American AvocetThe birding fun doesn’t end there. Later in the day I took the kids on a short hike at my Gray Partridge spot.  As we walked a fence-line in 20 mph winds we got lucky and kicked up a single Gray Partridge from just 2 feet away! It startled Marin pretty good; she wanted to walk behind me after that. Evan enjoyed seeing this lifer.  Based on the deep rusty color of the outer tail feathers, it must have been a male.  When I saw the two the other day, one had bright rusty outer tail feathers like this and the other had lighter-colored ones, possibly indicating a pair.  If that’s the case, perhaps the female we didn’t see today was sitting tight on a nest. We can only hope.

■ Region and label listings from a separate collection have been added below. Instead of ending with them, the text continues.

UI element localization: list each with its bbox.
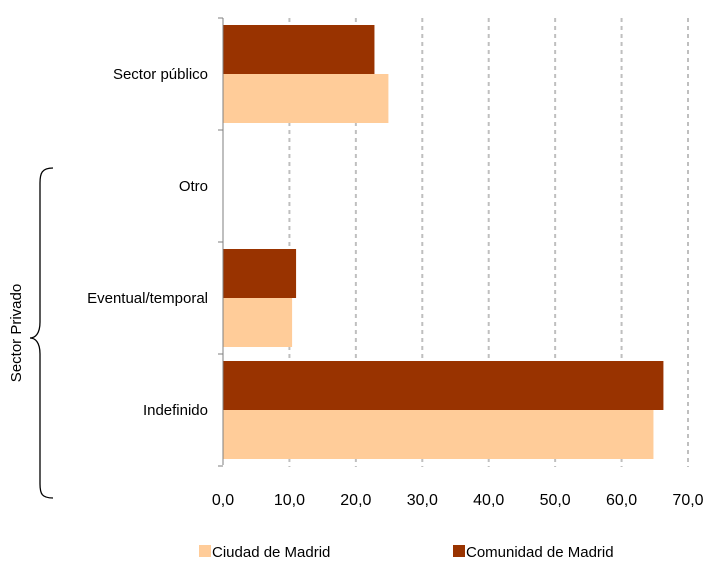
x-tick-label: 60,0: [606, 492, 637, 509]
x-tick-label: 70,0: [672, 492, 703, 509]
category-label: Indefinido: [143, 402, 208, 419]
legend-swatch-ciudad: [199, 545, 211, 557]
bar-comunidad: [223, 249, 297, 298]
x-tick-label: 40,0: [473, 492, 504, 509]
legend-label-ciudad: Ciudad de Madrid: [212, 544, 330, 561]
sector-privado-bracket: [29, 167, 54, 499]
category-label: Eventual/temporal: [87, 290, 208, 307]
bar-comunidad: [223, 25, 375, 74]
bar-ciudad: [223, 298, 293, 347]
x-tick-label: 0,0: [212, 492, 234, 509]
x-tick-label: 30,0: [407, 492, 438, 509]
x-tick-label: 10,0: [274, 492, 305, 509]
x-tick-label: 20,0: [340, 492, 371, 509]
x-tick-label: 50,0: [540, 492, 571, 509]
legend: Ciudad de Madrid Comunidad de Madrid: [199, 544, 614, 561]
category-labels: Sector público Otro Eventual/temporal Indef…: [87, 66, 208, 419]
category-label: Sector público: [113, 66, 208, 83]
x-tick-labels: 0,0 10,0 20,0 30,0 40,0 50,0 60,0 70,0: [212, 492, 704, 509]
bar-ciudad: [223, 74, 389, 123]
legend-swatch-comunidad: [453, 545, 465, 557]
category-ticks: [218, 17, 223, 467]
group-label-sector-privado: Sector Privado: [8, 284, 25, 382]
bar-comunidad: [223, 361, 664, 410]
bars: [223, 25, 664, 459]
bar-ciudad: [223, 410, 654, 459]
category-label: Otro: [179, 178, 208, 195]
legend-label-comunidad: Comunidad de Madrid: [466, 544, 614, 561]
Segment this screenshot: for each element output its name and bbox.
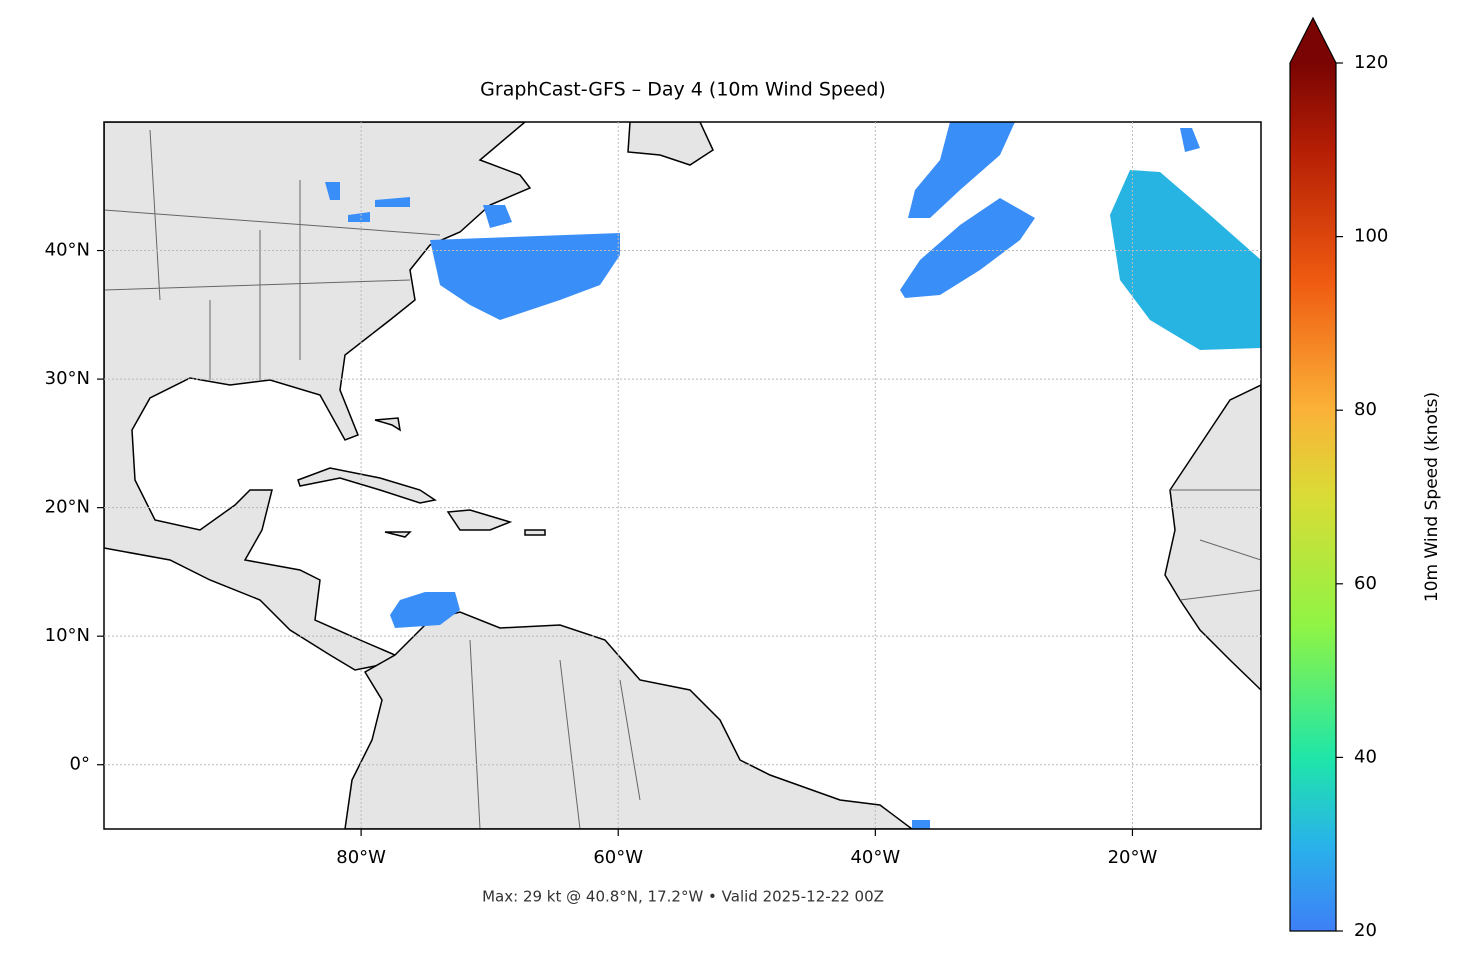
newfoundland [627,122,714,166]
wind-area [908,122,1015,218]
jamaica [384,531,412,538]
colorbar-extend [1290,18,1336,63]
y-tick-label: 10°N [45,625,90,646]
north-america [104,122,532,671]
y-tick-label: 30°N [45,368,90,389]
colorbar-tick-label: 80 [1354,399,1377,420]
map-frame [103,121,1262,830]
x-tick-label: 60°W [593,847,643,868]
borders [104,129,1261,829]
colorbar-tick-label: 100 [1354,226,1388,247]
wind-area [430,233,620,320]
map [104,122,1261,829]
x-tick-label: 20°W [1108,847,1158,868]
colorbar [1290,63,1336,931]
colorbar-tick-label: 40 [1354,746,1377,767]
footnote: Max: 29 kt @ 40.8°N, 17.2°W • Valid 2025… [482,888,884,906]
south-america [344,611,914,829]
wind-area [390,592,460,628]
africa [1164,384,1261,692]
wind-area [483,205,512,228]
y-tick-label: 0° [70,754,90,775]
colorbar-label: 10m Wind Speed (knots) [1422,392,1442,602]
chart-title: GraphCast-GFS – Day 4 (10m Wind Speed) [480,79,886,101]
wind-area [1110,170,1261,350]
bahamas [374,417,402,432]
colorbar-frame [1289,16,1337,932]
hispaniola [446,509,513,531]
cuba [297,467,437,504]
puerto-rico [524,529,546,536]
y-tick-label: 40°N [45,240,90,261]
x-tick-label: 80°W [336,847,386,868]
wind-area [900,198,1035,298]
colorbar-tick-label: 20 [1354,920,1377,941]
x-tick-label: 40°W [850,847,900,868]
y-tick-label: 20°N [45,497,90,518]
wind-area [1180,128,1200,152]
colorbar-tick-label: 60 [1354,573,1377,594]
colorbar-tick-label: 120 [1354,52,1388,73]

4 thoughts on “When Will It Ever Happen?

  1. Congrats on the new life bird Josh! Sometimes the ones like that who avoid us end up being the funnest life birds. The Gray Partridges almost seem like they may be reliable…

    • Thanks Tommy, and you are right about that–very satisfying to finally get an elusive bird. I have a handful of such potential lifers that either reside or migrate through my county every year; I should double my efforts to make sure I get them here. It’s definitely much more thrilling that way.

      Perhaps when you come there will be a whole Partridge Family…

  2. Way to blog about needing a Willet and then three days later get one! That happened with me with my county Snowy Owl a few years ago, too. The follow-up post about Eskimo Curlew did not pan out, however.

    I like the term “shame bird.” I have three big ones that now have a new name.

    • Well, as much as I like serendipity like the next guy, my focus on Willet wasn’t random: the median migration date for Willet for my part of the state is April 23rd, so it was that weekend or bust for another year! Just glad I got my present a day early on the 22nd and in the home county no less!

      I think Seagull Steve gets the credit for Shame Bird. It’s so appropriate.